The first ABC milk candies were packaged using a red Mickey Mouse drawing on the label, and were named ABC Mickey Mouse Sweets. As their prices were lower than imported products, they became widely popular among the people.
In the 1950s, ABC became state-owned during the revolution. Mickey Mouse was seen as a symbol for worshiping foreign countries, so the packaging was redesigned to feature a naturalistically-drawn White Rabbit and an artist’s paint palette with Chinese and English hand-lettering in a color scheme of red, blue and black against a white background. The result was a distinctive candy label design that became instantly recognizable around the world.
The packaging and brand logo have changed over the years: When the candies were first marketed, the White Rabbit on the outer packaging was lying down; however, this was changed to an image of the rabbit jumping. Currently, the trade mark animal on the outer packaging has been given enormous neotenic, forward-facing eyes in the style of Disney or Japanese anime, while the inner wrapping retains its classic art deco look and naturalistic rabbit.
Initially, production of the candies was capped at 800 kg per day, and they were manually produced. In 1959, these candies were given as gifts for the tenth National Day of the China. In 1972, Premier Zhou Enlai used White Rabbit candies as a gift to American president Richard Nixon when the latter visited China. Today White Rabbit candies are China’s top brand of sweet.
Although the White Rabbit brand already had some history, its popularity worldwide has grown with the economy of China. Cities and agricultural villages’ demands are increasing, especially during the Chinese New Year period, when many families provide White Rabbit sweets among other candies for visitors.
But as Chinese consumers and tastes change, White Rabbit has found itself competing for attention in a busy and cosmopolitan market. Many imported sweets can now be seen on the shelves of Shanghai’s supermarkets and convenience stores, and the iconic rabbits have struggled to keep market share, leading the company to diversify its products.
Increasingly health-conscious consumers in China are also shifting away from too much sugar in their diets, particularly for their children. While the sweet was once thought to be a healthy option because it contained milk, parents are now better informed now about the health implications of sugar.
When more than 52,000 children were made ill by melamine-tainted dairy products in China, White Rabbit was listed among the many milk-based food products that were found to be contaminated with the chemical compound.
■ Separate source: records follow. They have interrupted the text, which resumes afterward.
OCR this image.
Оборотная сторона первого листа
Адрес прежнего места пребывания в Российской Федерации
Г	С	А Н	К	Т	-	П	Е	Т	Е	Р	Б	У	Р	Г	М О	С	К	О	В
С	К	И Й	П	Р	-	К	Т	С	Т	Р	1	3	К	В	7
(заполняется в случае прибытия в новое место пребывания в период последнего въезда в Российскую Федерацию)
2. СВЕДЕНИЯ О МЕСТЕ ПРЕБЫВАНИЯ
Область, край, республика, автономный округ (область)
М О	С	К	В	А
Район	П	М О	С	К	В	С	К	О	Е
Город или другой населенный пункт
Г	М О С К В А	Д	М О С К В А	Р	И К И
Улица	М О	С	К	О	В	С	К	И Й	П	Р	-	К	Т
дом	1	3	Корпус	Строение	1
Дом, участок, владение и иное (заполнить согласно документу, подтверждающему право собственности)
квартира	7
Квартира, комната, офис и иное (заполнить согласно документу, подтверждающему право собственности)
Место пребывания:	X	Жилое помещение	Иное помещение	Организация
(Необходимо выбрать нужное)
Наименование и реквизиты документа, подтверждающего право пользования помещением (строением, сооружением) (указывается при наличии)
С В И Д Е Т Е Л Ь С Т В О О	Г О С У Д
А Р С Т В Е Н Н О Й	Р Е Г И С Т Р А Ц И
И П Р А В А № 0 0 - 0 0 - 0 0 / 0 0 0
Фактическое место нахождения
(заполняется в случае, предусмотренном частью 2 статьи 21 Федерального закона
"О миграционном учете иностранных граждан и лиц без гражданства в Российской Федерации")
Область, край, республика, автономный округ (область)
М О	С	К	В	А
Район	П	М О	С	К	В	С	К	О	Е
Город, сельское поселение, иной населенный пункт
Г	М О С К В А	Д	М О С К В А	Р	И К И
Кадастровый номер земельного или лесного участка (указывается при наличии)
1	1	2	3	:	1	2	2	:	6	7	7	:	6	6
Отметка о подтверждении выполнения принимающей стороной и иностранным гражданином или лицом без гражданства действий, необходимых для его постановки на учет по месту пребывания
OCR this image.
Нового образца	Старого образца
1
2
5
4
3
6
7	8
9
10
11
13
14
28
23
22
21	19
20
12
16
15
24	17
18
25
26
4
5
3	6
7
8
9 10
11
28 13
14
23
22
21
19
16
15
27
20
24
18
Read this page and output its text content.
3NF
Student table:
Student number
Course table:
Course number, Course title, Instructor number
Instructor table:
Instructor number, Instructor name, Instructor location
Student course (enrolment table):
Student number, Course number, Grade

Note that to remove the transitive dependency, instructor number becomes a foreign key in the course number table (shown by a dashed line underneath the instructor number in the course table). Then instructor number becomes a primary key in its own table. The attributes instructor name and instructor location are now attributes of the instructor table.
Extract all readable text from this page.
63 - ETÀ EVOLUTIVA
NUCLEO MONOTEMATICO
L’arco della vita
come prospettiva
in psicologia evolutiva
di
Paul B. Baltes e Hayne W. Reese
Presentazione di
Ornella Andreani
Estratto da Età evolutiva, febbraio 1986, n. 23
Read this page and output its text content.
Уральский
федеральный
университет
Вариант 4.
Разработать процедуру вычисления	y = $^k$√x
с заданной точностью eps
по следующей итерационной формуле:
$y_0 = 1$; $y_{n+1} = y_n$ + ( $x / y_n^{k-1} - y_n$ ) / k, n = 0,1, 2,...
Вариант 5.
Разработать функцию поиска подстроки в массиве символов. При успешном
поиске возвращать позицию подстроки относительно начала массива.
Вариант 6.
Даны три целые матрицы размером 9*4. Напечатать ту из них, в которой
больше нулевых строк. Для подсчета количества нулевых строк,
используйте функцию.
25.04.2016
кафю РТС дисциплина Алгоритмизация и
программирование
British supermarket chain Tesco removed White Rabbit sweets from its stores, while food authorities in Australia, the US and Singapore issued cautions or recalls over the product. All this affected the brand’s reputation and sales.
Undeterred, the brand has been mounting a comeback during the past decade. White Rabbit now only uses imported milk powder from New Zealand to reassure consumers. In a bid to compete with imported brands, the company has introduced a variety of new flavours, including chocolate, peanut, red bean and yogurt. There are now more than 30 products in the White Rabbit brand line – although the classic flavour remains the bestselling sweet.
As these retro sweets forge into new markets, new consumer groups and new tastes, balancing tradition and modernity will be the key challenge. After putting White Rabbit candy into ice cream, bubble tea and even coffee, you’d think people would eventually grow tired of the milky sweet – well, apparently not.
In the latest of strange collaborations, the White Rabbit candy brand has partnered Chinese fragrance and perfume store Scent Library to launch a new line of beauty products ranging from perfumes to body lotion. So looks like the brand intends to grow through a product extension. Will it work? Let’s keep an eye on the rabbit.